There are criticisms that can be levelled at the England manager. The way they are levelled are simply disgraceful.

Leading journalists and highly interacted with social media accounts benefit from aggressive, confrontational and reactionary ideas that benefit nobody bar themselves. Do not fall for the trap; it doesn’t benefit you, it doesn’t benefit England.

Debate, acknowledge both sides, get angry, be confused – dismissal of ideas and opinions based on the fact England aren’t 4-0 up inside 60 minutes in every game is not only nonsensical, it‘s just a bit weird.
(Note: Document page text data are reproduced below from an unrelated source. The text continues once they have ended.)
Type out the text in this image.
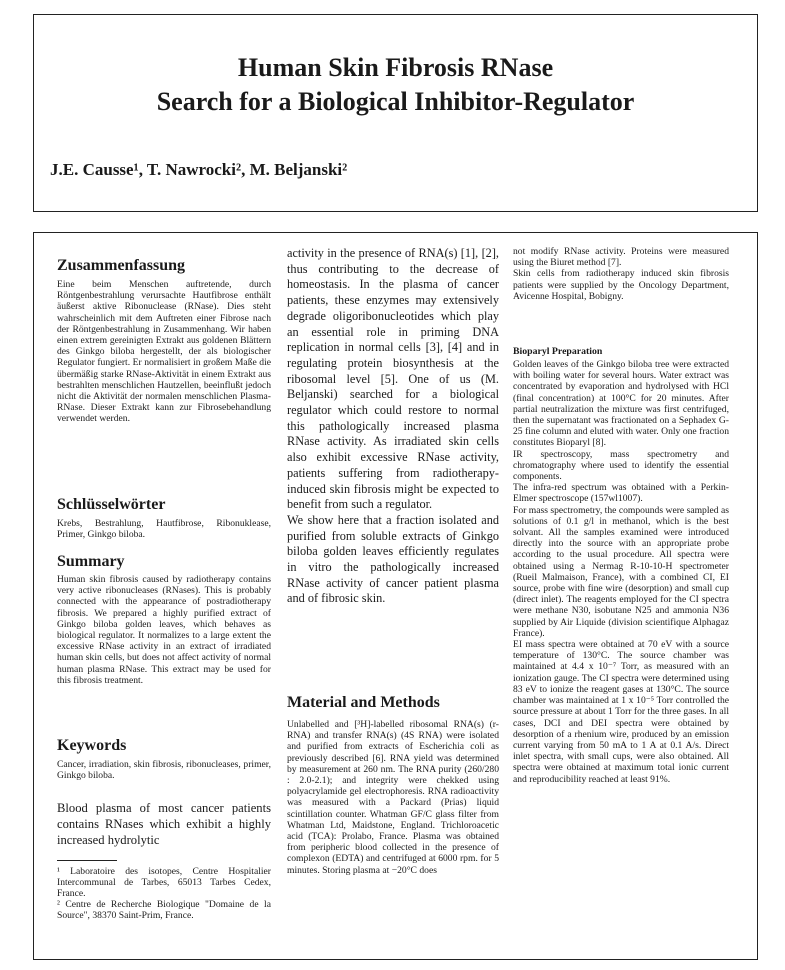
Human Skin Fibrosis RNase
Search for a Biological Inhibitor-Regulator
J.E. Causse¹, T. Nawrocki², M. Beljanski²
Zusammenfassung
Eine beim Menschen auftretende, durch Röntgenbestrahlung verursachte Hautfibrose enthält äußerst aktive Ribonuclease (RNase). Dies steht wahrscheinlich mit dem Auftreten einer Fibrose nach der Röntgenbestrahlung in Zusammenhang. Wir haben einen extrem gereinigten Extrakt aus goldenen Blättern des Ginkgo biloba hergestellt, der als biologischer Regulator fungiert. Er normalisiert in großem Maße die übermäßig starke RNase-Aktivität in einem Extrakt aus bestrahlten menschlichen Hautzellen, beeinflußt jedoch nicht die Aktivität der normalen menschlichen Plasma-RNase. Dieser Extrakt kann zur Fibrosebehandlung verwendet werden.
Schlüsselwörter
Krebs, Bestrahlung, Hautfibrose, Ribonuklease, Primer, Ginkgo biloba.
Summary
Human skin fibrosis caused by radiotherapy contains very active ribonucleases (RNases). This is probably connected with the appearance of postradiotherapy fibrosis. We prepared a highly purified extract of Ginkgo biloba golden leaves, which behaves as biological regulator. It normalizes to a large extent the excessive RNase activity in an extract of irradiated human skin cells, but does not affect activity of normal human plasma RNase. This extract may be used for this fibrosis treatment.
Keywords
Cancer, irradiation, skin fibrosis, ribonucleases, primer, Ginkgo biloba.
Blood plasma of most cancer patients contains RNases which exhibit a highly increased hydrolytic
¹ Laboratoire des isotopes, Centre Hospitalier Intercommunal de Tarbes, 65013 Tarbes Cedex, France.
² Centre de Recherche Biologique "Domaine de la Source", 38370 Saint-Prim, France.

activity in the presence of RNA(s) [1], [2], thus contributing to the decrease of homeostasis. In the plasma of cancer patients, these enzymes may extensively degrade oligoribonucleotides which play an essential role in priming DNA replication in normal cells [3], [4] and in regulating protein biosynthesis at the ribosomal level [5]. One of us (M. Beljanski) searched for a biological regulator which could restore to normal this pathologically increased plasma RNase activity. As irradiated skin cells also exhibit excessive RNase activity, patients suffering from radiotherapy-induced skin fibrosis might be expected to benefit from such a regulator.

We show here that a fraction isolated and purified from soluble extracts of Ginkgo biloba golden leaves efficiently regulates in vitro the pathologically increased RNase activity of cancer patient plasma and of fibrosic skin.

Material and Methods
Unlabelled and [³H]-labelled ribosomal RNA(s) (r-RNA) and transfer RNA(s) (4S RNA) were isolated and purified from extracts of Escherichia coli as previously described [6]. RNA yield was determined by measurement at 260 nm. The RNA purity (260/280 : 2.0-2.1); and integrity were chekked using polyacrylamide gel electrophoresis. RNA radioactivity was measured with a Packard (Prias) liquid scintillation counter. Whatman GF/C glass filter from Whatman Ltd, Maidstone, England. Trichloroacetic acid (TCA): Prolabo, France. Plasma was obtained from peripheric blood collected in the presence of complexon (EDTA) and centrifuged at 6000 rpm. for 5 minutes. Storing plasma at −20°C does

not modify RNase activity. Proteins were measured using the Biuret method [7].

Skin cells from radiotherapy induced skin fibrosis patients were supplied by the Oncology Department, Avicenne Hospital, Bobigny.

Bioparyl Preparation

Golden leaves of the Ginkgo biloba tree were extracted with boiling water for several hours. Water extract was concentrated by evaporation and hydrolysed with HCl (final concentration) at 100°C for 20 minutes. After partial neutralization the mixture was first centrifuged, then the supernatant was fractionated on a Sephadex G-25 fine column and eluted with water. Only one fraction constitutes Bioparyl [8].

IR spectroscopy, mass spectrometry and chromatography where used to identify the essential components.

The infra-red spectrum was obtained with a Perkin-Elmer spectroscope (157wl1007).

For mass spectrometry, the compounds were sampled as solutions of 0.1 g/l in methanol, which is the best solvant. All the samples examined were introduced directly into the source with an appropriate probe according to the usual procedure. All spectra were obtained using a Nermag R-10-10-H spectrometer (Rueil Malmaison, France), with a combined CI, EI source, probe with fine wire (desorption) and small cup (direct inlet). The reagents employed for the CI spectra were methane N30, isobutane N25 and ammonia N36 supplied by Air Liquide (division scientifique Alphagaz France).

EI mass spectra were obtained at 70 eV with a source temperature of 130°C. The source chamber was maintained at 4.4 x 10⁻⁷ Torr, as measured with an ionization gauge. The CI spectra were determined using 83 eV to ionize the reagent gases at 130°C. The source chamber was maintained at 1 x 10⁻⁵ Torr controlled the source pressure at about 1 Torr for the three gases. In all cases, DCI and DEI spectra were obtained by desorption of a rhenium wire, produced by an emission current varying from 50 mA to 1 A at 0.1 A/s. Direct inlet spectra, with small cups, were also obtained. All spectra were obtained at maximum total ionic current and reproducibility reached at least 91%.
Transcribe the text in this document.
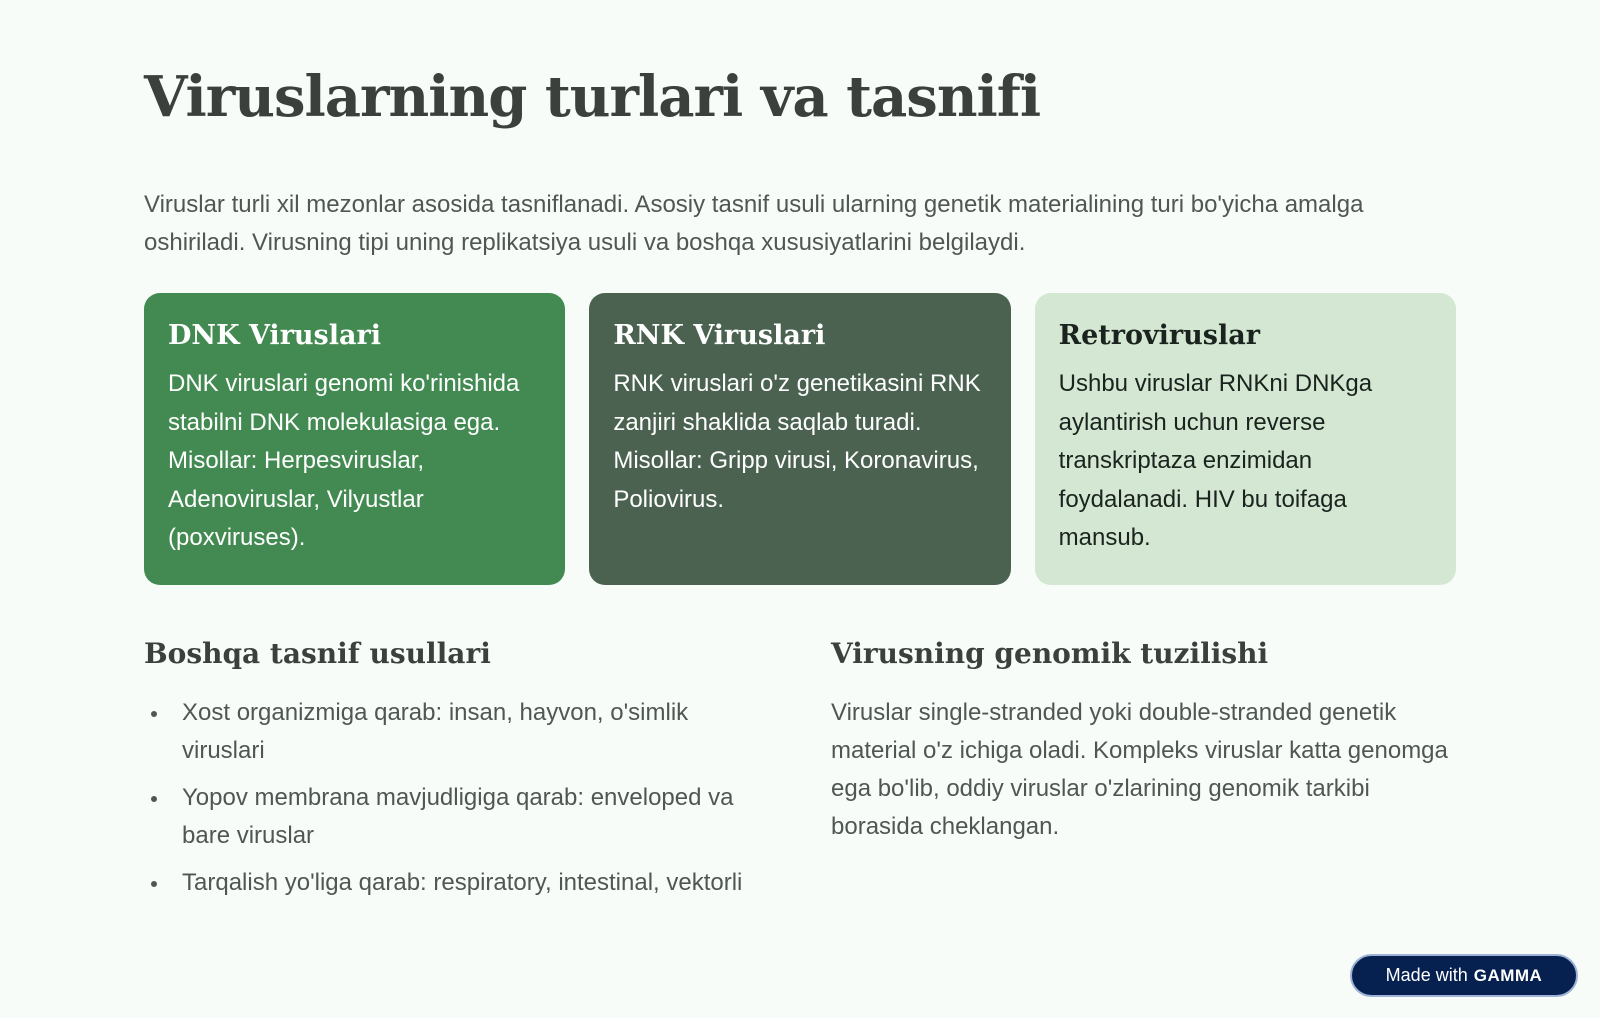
Viruslarning turlari va tasnifi

Viruslar turli xil mezonlar asosida tasniflanadi. Asosiy tasnif usuli ularning genetik materialining turi bo'yicha amalga oshiriladi. Virusning tipi uning replikatsiya usuli va boshqa xususiyatlarini belgilaydi.

DNK Viruslari

DNK viruslari genomi ko'rinishida stabilni DNK molekulasiga ega. Misollar: Herpesviruslar, Adenoviruslar, Vilyustlar (poxviruses).

RNK Viruslari

RNK viruslari o'z genetikasini RNK zanjiri shaklida saqlab turadi. Misollar: Gripp virusi, Koronavirus, Poliovirus.

Retroviruslar

Ushbu viruslar RNKni DNKga aylantirish uchun reverse transkriptaza enzimidan foydalanadi. HIV bu toifaga mansub.

Boshqa tasnif usullari
Xost organizmiga qarab: insan, hayvon, o'simlik viruslari
Yopov membrana mavjudligiga qarab: enveloped va bare viruslar
Tarqalish yo'liga qarab: respiratory, intestinal, vektorli
Virusning genomik tuzilishi

Viruslar single-stranded yoki double-stranded genetik material o'z ichiga oladi. Kompleks viruslar katta genomga ega bo'lib, oddiy viruslar o'zlarining genomik tarkibi borasida cheklangan.

Made with GAMMA
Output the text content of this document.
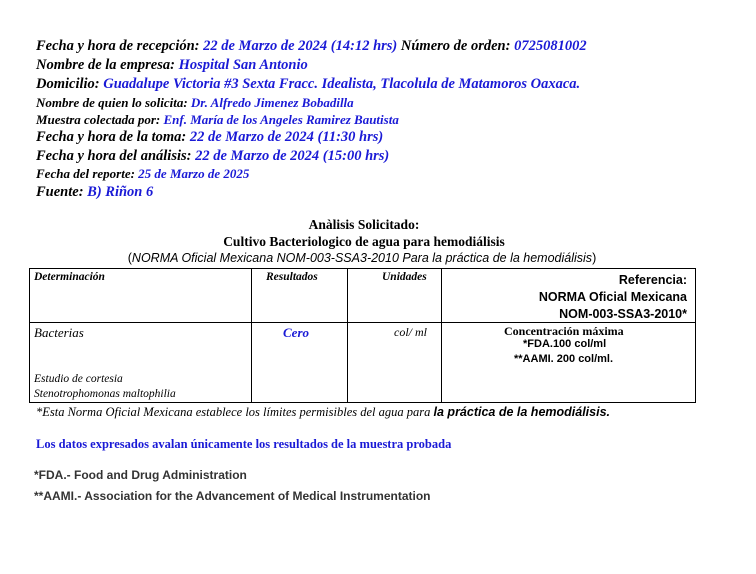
Fecha y hora de recepción: 22 de Marzo de 2024 (14:12 hrs) Número de orden: 0725081002
Nombre de la empresa: Hospital San Antonio
Domicilio: Guadalupe Victoria #3 Sexta Fracc. Idealista, Tlacolula de Matamoros Oaxaca.
Nombre de quien lo solicita: Dr. Alfredo Jimenez Bobadilla
Muestra colectada por: Enf. María de los Angeles Ramirez Bautista
Fecha y hora de la toma: 22 de Marzo de 2024 (11:30 hrs)
Fecha y hora del análisis: 22 de Marzo de 2024 (15:00 hrs)
Fecha del reporte: 25 de Marzo de 2025
Fuente: B) Riñon 6
Anàlisis Solicitado:
Cultivo Bacteriologico de agua para hemodiálisis
(NORMA Oficial Mexicana NOM-003-SSA3-2010 Para la práctica de la hemodiálisis)
Determinación	Resultados	Unidades	Referencia:
NORMA Oficial Mexicana
NOM-003-SSA3-2010*
Bacterias	Cero	col/ ml	Concentración máxima
*FDA.100 col/ml
**AAMI. 200 col/ml.
Estudio de cortesia
Stenotrophomonas maltophilia
*Esta Norma Oficial Mexicana establece los límites permisibles del agua para la práctica de la hemodiálisis.
Los datos expresados avalan únicamente los resultados de la muestra probada
*FDA.- Food and Drug Administration
**AAMI.- Association for the Advancement of Medical Instrumentation
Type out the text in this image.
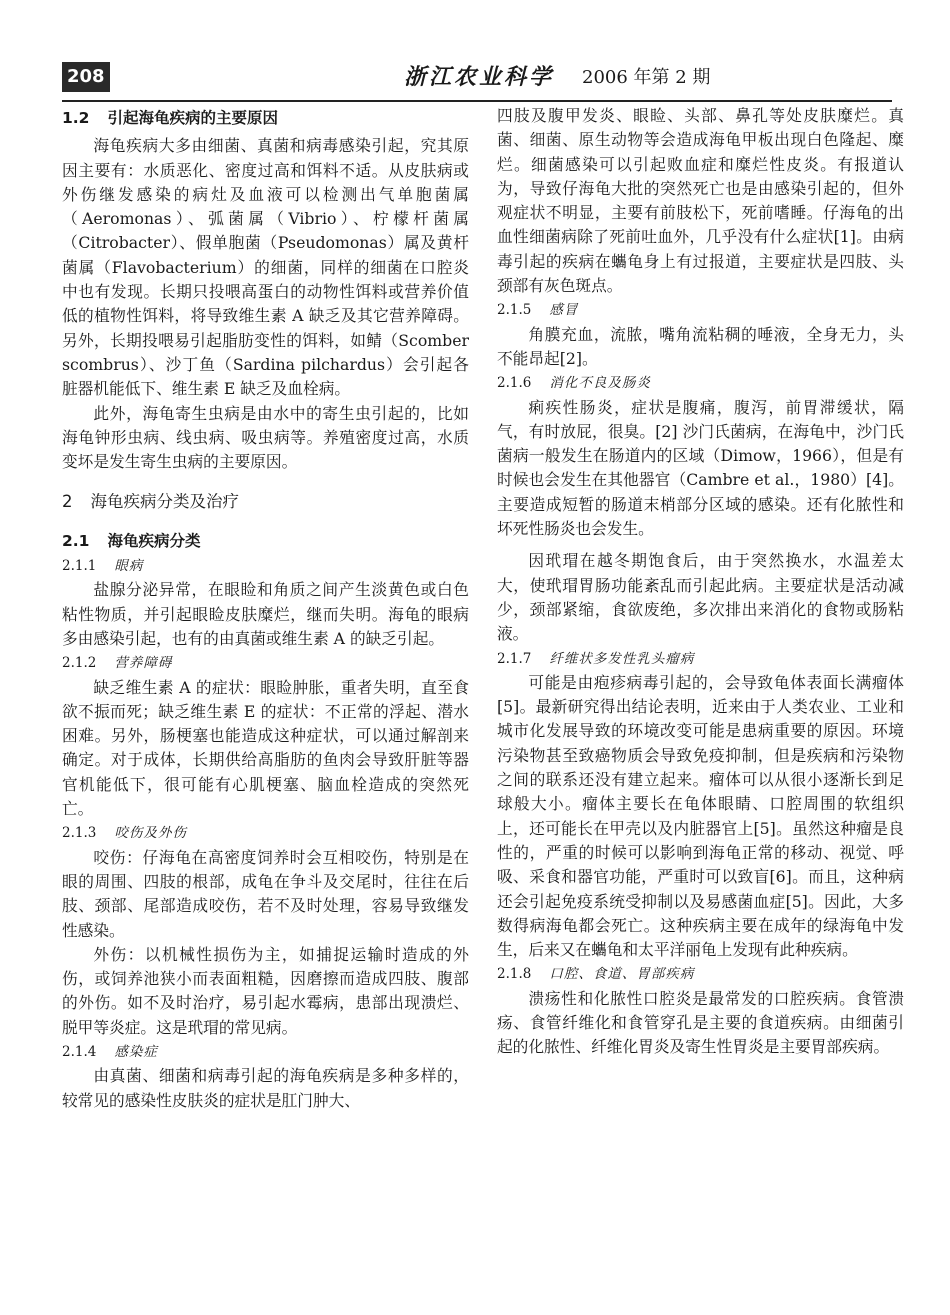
208	浙江农业科学 2006 年第 2 期
1.2 引起海龟疾病的主要原因

海龟疾病大多由细菌、真菌和病毒感染引起，究其原因主要有：水质恶化、密度过高和饵料不适。从皮肤病或外伤继发感染的病灶及血液可以检测出气单胞菌属（Aeromonas）、弧菌属（Vibrio）、柠檬杆菌属（Citrobacter）、假单胞菌（Pseudomonas）属及黄杆菌属（Flavobacterium）的细菌，同样的细菌在口腔炎中也有发现。长期只投喂高蛋白的动物性饵料或营养价值低的植物性饵料，将导致维生素 A 缺乏及其它营养障碍。另外，长期投喂易引起脂肪变性的饵料，如鲭（Scomber scombrus）、沙丁鱼（Sardina pilchardus）会引起各脏器机能低下、维生素 E 缺乏及血栓病。

此外，海龟寄生虫病是由水中的寄生虫引起的，比如海龟钟形虫病、线虫病、吸虫病等。养殖密度过高，水质变坏是发生寄生虫病的主要原因。

2 海龟疾病分类及治疗
2.1 海龟疾病分类
2.1.1 眼病

盐腺分泌异常，在眼睑和角质之间产生淡黄色或白色粘性物质，并引起眼睑皮肤糜烂，继而失明。海龟的眼病多由感染引起，也有的由真菌或维生素 A 的缺乏引起。

2.1.2 营养障碍

缺乏维生素 A 的症状：眼睑肿胀，重者失明，直至食欲不振而死；缺乏维生素 E 的症状：不正常的浮起、潜水困难。另外，肠梗塞也能造成这种症状，可以通过解剖来确定。对于成体，长期供给高脂肪的鱼肉会导致肝脏等器官机能低下，很可能有心肌梗塞、脑血栓造成的突然死亡。

2.1.3 咬伤及外伤

咬伤：仔海龟在高密度饲养时会互相咬伤，特别是在眼的周围、四肢的根部，成龟在争斗及交尾时，往往在后肢、颈部、尾部造成咬伤，若不及时处理，容易导致继发性感染。

外伤：以机械性损伤为主，如捕捉运输时造成的外伤，或饲养池狭小而表面粗糙，因磨擦而造成四肢、腹部的外伤。如不及时治疗，易引起水霉病，患部出现溃烂、脱甲等炎症。这是玳瑁的常见病。

2.1.4 感染症

由真菌、细菌和病毒引起的海龟疾病是多种多样的，较常见的感染性皮肤炎的症状是肛门肿大、

四肢及腹甲发炎、眼睑、头部、鼻孔等处皮肤糜烂。真菌、细菌、原生动物等会造成海龟甲板出现白色隆起、糜烂。细菌感染可以引起败血症和糜烂性皮炎。有报道认为，导致仔海龟大批的突然死亡也是由感染引起的，但外观症状不明显，主要有前肢松下，死前嗜睡。仔海龟的出血性细菌病除了死前吐血外，几乎没有什么症状[1]。由病毒引起的疾病在蠵龟身上有过报道，主要症状是四肢、头颈部有灰色斑点。

2.1.5 感冒

角膜充血，流脓，嘴角流粘稠的唾液，全身无力，头不能昂起[2]。

2.1.6 消化不良及肠炎

痢疾性肠炎，症状是腹痛，腹泻，前胃滞缓状，隔气，有时放屁，很臭。[2] 沙门氏菌病，在海龟中，沙门氏菌病一般发生在肠道内的区域（Dimow，1966），但是有时候也会发生在其他器官（Cambre et al.，1980）[4]。主要造成短暂的肠道末梢部分区域的感染。还有化脓性和坏死性肠炎也会发生。

因玳瑁在越冬期饱食后，由于突然换水，水温差太大，使玳瑁胃肠功能紊乱而引起此病。主要症状是活动减少，颈部紧缩，食欲废绝，多次排出来消化的食物或肠粘液。

2.1.7 纤维状多发性乳头瘤病

可能是由疱疹病毒引起的，会导致龟体表面长满瘤体[5]。最新研究得出结论表明，近来由于人类农业、工业和城市化发展导致的环境改变可能是患病重要的原因。环境污染物甚至致癌物质会导致免疫抑制，但是疾病和污染物之间的联系还没有建立起来。瘤体可以从很小逐渐长到足球般大小。瘤体主要长在龟体眼睛、口腔周围的软组织上，还可能长在甲壳以及内脏器官上[5]。虽然这种瘤是良性的，严重的时候可以影响到海龟正常的移动、视觉、呼吸、采食和器官功能，严重时可以致盲[6]。而且，这种病还会引起免疫系统受抑制以及易感菌血症[5]。因此，大多数得病海龟都会死亡。这种疾病主要在成年的绿海龟中发生，后来又在蠵龟和太平洋丽龟上发现有此种疾病。

2.1.8 口腔、食道、胃部疾病

溃疡性和化脓性口腔炎是最常发的口腔疾病。食管溃疡、食管纤维化和食管穿孔是主要的食道疾病。由细菌引起的化脓性、纤维化胃炎及寄生性胃炎是主要胃部疾病。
The urge for change and the belief that everyone bar the England manager knows best but failure to offer reasonable alternatives is the English arrogance that does nothing but over-inflate the ego of those espousing the ideas.

The influence of media expectation as a reason for English failure has always been over played. England simply haven’t been good enough or they haven’t been well organised enough to deal with anything on or off the pitch; mainly on it.

Southgate’s reign hasn’t been perfect but it’s been undoubtedly heaps better than most if not all since the famed era of Ramsey. Yes, I include Bobby Robson. A World Cup semi-final doesn’t completely gloss over three defeats from three at one Euros as well as a failure to qualify for another Euros – imagine if Southgate had done that. 

Whenever he’s made a big call in personnel or system, he’s tended to be correct. The lack of trust in him is disrespectful and quite puzzling. 

This isn’t necessarily even a pro-Southgate piece, by the way, as I acknowledge the fact the recent run of form (P7 W4 D1 L2) alongside performances has been poor. There is genuine cause for debate about some needless and odd press conferences he has given about Mount and Grealish as well as the potentially self-defeating switch in system.

This is a piece on print, social and new media being influenced by a desire to be acknowledged. The lack of nuance, knowledge and research is startling as well as quite sad. 

It helps to perpetuate a society and industry in which a footballer buying a big house on a big salary is newsworthy whilst his work to feed children is subject to negative opinion pieces rather than just an objective reporting of it.

People who cannot afford Sky so can’t watch England in the Nations League are given an ill thought through, poorly judged and overly critical view to inform how they should think about things. Considered and constructive analysis is pushed to the side.

It spreads like a disease and it isn’t healthy nor helpful.